Was wird aus den Subjekten, wenn sie sich, wie jetzt am Ende der Moderne, als Halter unhaltbarer Stellungen erweisen, wenn ihre Dynamik sich zu einer Mobilisierungswut spiralisiert hat, die die Welt in desaströse Turbulenzen stürzt? Für Sloterdijk ist unser Überleben „an eine Selbstrücknahme der kinetischen Flutwelle 'in uns‘ geknüpft“, doch schließt er nicht, wie z.B. Rudolf Bahro, von der Gefahr direkt auf das Rettende und von der hoffnungslosen Weltlage auf eine Logik der Rettung: „Selbst wenn es für uns eine Rettung gäbe, so wäre diese nicht logisch, sondern konjunkturell kein Produkt eines notwendigen Zusammenhangs, sondern ein Geschenk der Gelegenheit.„
Um diese Gelegenheit näher zu beschreiben, bedient sich der Autor in einem äußerst zwielichtigen (gleichwohl gut bestückten) Steinbruch im Schwarzwald, Heideggers Begriff der „Kehre“ könnte „der Titel sein für die Entspannung des Subjekts von seinen selbstgebärerischen Überdehnungen. Sie bezeichnet dann den Übergang von einer zu allem entschlossenen, zu einer in manchem gelassenen Seinsweise“. So ironisch, wie der Stau an Feiertagen das Allerheiligste der Mobilität zum Stillstand bringt, so ironisch wirken die Autoritäten, mit denen Sloterdijk seine Thesen belegt: Der „humane“ Marx wird in kinetischer Lesart zum Theoretiker der Weltzerstörung, das „totale“, gigantomanisch überdehnte Mobilmachungsschwein Heidegger zum Stichwortgeber des Klein-Werdens, des Nicht-Tuns, des Sein -Lassens: der Gelassenheit. „Die Gelassenheit führt nicht nur aus falschen Anstrengungshaltungen heraus, sondern mehr noch von den falschen Erleichterungen der Mobilmachungsprozesse weg. Gelassenheit erwächst aus dem Vorteil, nicht gesiegt zu haben. Sie gleicht der Niederlage in einem Kampf, den zu gewinnen eine Katastrophe wäre.„
Kritik der Kinetik heißt Kritik des Machens, der Selbstinszenierung, der Praxis, jenen Manifestationen, für die das Abendland, Europa und nicht zuletzt die Teutonen berühmt und berüchtigt wurden.
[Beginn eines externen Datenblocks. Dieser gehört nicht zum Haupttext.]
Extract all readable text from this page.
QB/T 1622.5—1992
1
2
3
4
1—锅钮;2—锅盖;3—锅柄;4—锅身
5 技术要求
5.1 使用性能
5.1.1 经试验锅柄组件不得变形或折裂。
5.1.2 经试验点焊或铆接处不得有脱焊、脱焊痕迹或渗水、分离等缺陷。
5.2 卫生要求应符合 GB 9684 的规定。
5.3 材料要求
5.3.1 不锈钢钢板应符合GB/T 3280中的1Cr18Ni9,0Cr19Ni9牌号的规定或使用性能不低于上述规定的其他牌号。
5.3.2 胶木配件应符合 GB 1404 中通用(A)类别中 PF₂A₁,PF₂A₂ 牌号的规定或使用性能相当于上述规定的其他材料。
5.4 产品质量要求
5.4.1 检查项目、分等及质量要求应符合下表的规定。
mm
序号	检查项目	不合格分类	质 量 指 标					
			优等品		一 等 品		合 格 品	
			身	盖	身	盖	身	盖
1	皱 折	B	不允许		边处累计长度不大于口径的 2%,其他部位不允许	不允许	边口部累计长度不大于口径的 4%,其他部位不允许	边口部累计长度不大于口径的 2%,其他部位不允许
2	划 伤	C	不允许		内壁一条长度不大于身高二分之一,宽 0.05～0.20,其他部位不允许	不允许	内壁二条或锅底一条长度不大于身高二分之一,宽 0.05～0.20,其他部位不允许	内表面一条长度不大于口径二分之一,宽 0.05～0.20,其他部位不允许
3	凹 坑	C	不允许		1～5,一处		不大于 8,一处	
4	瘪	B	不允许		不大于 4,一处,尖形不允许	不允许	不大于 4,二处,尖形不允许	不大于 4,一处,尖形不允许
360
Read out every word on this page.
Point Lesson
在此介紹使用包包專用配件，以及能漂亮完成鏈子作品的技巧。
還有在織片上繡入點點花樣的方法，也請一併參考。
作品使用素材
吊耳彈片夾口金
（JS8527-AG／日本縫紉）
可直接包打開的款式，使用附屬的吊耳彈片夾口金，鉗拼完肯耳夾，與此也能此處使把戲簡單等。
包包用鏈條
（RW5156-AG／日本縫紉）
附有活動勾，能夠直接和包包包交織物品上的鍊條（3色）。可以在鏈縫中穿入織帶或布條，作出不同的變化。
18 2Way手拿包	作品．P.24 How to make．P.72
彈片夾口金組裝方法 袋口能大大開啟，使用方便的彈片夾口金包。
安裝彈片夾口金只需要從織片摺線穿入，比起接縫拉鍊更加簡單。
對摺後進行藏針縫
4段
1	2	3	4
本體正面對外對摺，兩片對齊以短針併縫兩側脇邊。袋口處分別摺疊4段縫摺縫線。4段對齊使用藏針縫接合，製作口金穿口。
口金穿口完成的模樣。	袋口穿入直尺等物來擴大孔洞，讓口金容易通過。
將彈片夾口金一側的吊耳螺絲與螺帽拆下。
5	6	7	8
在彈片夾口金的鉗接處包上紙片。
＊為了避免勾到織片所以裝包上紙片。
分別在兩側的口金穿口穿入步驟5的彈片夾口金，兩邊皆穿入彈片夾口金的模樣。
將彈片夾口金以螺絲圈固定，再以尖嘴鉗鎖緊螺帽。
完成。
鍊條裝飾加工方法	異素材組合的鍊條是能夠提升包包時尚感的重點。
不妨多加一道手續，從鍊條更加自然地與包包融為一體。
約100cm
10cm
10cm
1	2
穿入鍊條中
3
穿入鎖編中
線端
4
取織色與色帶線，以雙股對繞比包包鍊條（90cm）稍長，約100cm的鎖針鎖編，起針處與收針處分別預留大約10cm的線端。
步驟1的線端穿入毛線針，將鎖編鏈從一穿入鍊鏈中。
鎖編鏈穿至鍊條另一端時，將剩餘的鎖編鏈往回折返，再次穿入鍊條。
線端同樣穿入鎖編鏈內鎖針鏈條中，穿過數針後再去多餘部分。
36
Wenn Praxis als permanente Mobilmachung in den Abgrund führt, kann Negation der Praxis nicht irrational sein. Wenn Mobilisierung die neuzeitliche Antwort auf die Vergänglichkeit des Lebens und die Ungleichheit der Schicksale darstellt, hat die Entwicklung eines passionierten Bewußtseins menschlicher Endlichlichkeit nichts mit religiösem Opium zu tun, sondern steht auf der Tagesordnung der Rationalität. Welchen Sinn macht die Katastrophenlawine, wenn nicht den der Geschichte als Sinngebung des Sinnlosen? Die moderne Mobilmachung hat sich von jeglichem Jenseits als Sinngeber verabschiedet, im Diesseits jedoch keinen adäquat haltbaren installiert: Sinnlos spukt es „aus sich selbst entspringend“ vor sich hin, der allgemeinen Verdampfung entgegen. Die Wahrheitssucher haben sich unterdessen ins Gewusel der Metropolen begeben, in den Büro- und Beziehungsstreß des Alltags, ins nachmetaphysische volle Menschenleben, um ganz unten, im Mittelmaß, das Wirkliche an der Wirklichkeit zu suchen: „Aus den neuentdeckten Niederungen blüht eine Hermeneutik des Banalen auf, die uns erklärt, was es für ein Mysterium ist, wenn wir uns die Mühe machen, da zu sein.„
Gegen jenes metaphysikmüde Denken bringt Peter Sloterdijk die „altchinesische intrauterine Bonhomie ins Spiel..., die den Betrieb da draußen als tödliches Umsonst kommentiert“. Die Ahnung um das tödliche Umsonst der „zweiten Geburt“, dieser Anstrengung zum Subjekt, gar zum Macher der Geschichte zu werden, ist die Basisschwingung der Gelassenheit. Sloterdijk plädiert nicht für den spirituellen Ausstieg noch für masochistische Totalkontemplation, sondern für eine Kultur des Zögerns und Zauderns, der Demobilisierung und der Umlenkung des subjektiven Elans von der äußeren Mobilität auf die innere Erregung. Es gilt, sich der „existentiellen Ekstase als angeborener Verlegenheit innezuwerden. Vergeblich entweicht unsere ekstatische Abundanz und Qual seit jeher in die Räume und Zeiten. Die großen Aufbrüche und Fluchten der Menscheit in die historische Zeit und den geographischen Raum haben aber zu atembeklemmenden Verknappungen geführt - und zu der Gewißheit, daß, wenn heute noch etwas offen sein sollte, es gewiß nicht der geographische Horizont und nicht die historische Zukunft sind, sondern die Kraftfelder präsentischen Lebens.„
Hier und jetzt also - mit planetarischer Politik der Ekstase gegen die politische Extermination des Planeten. Beim Nichthandeln besteht dringender Handlungsbedarf warten wir's ab.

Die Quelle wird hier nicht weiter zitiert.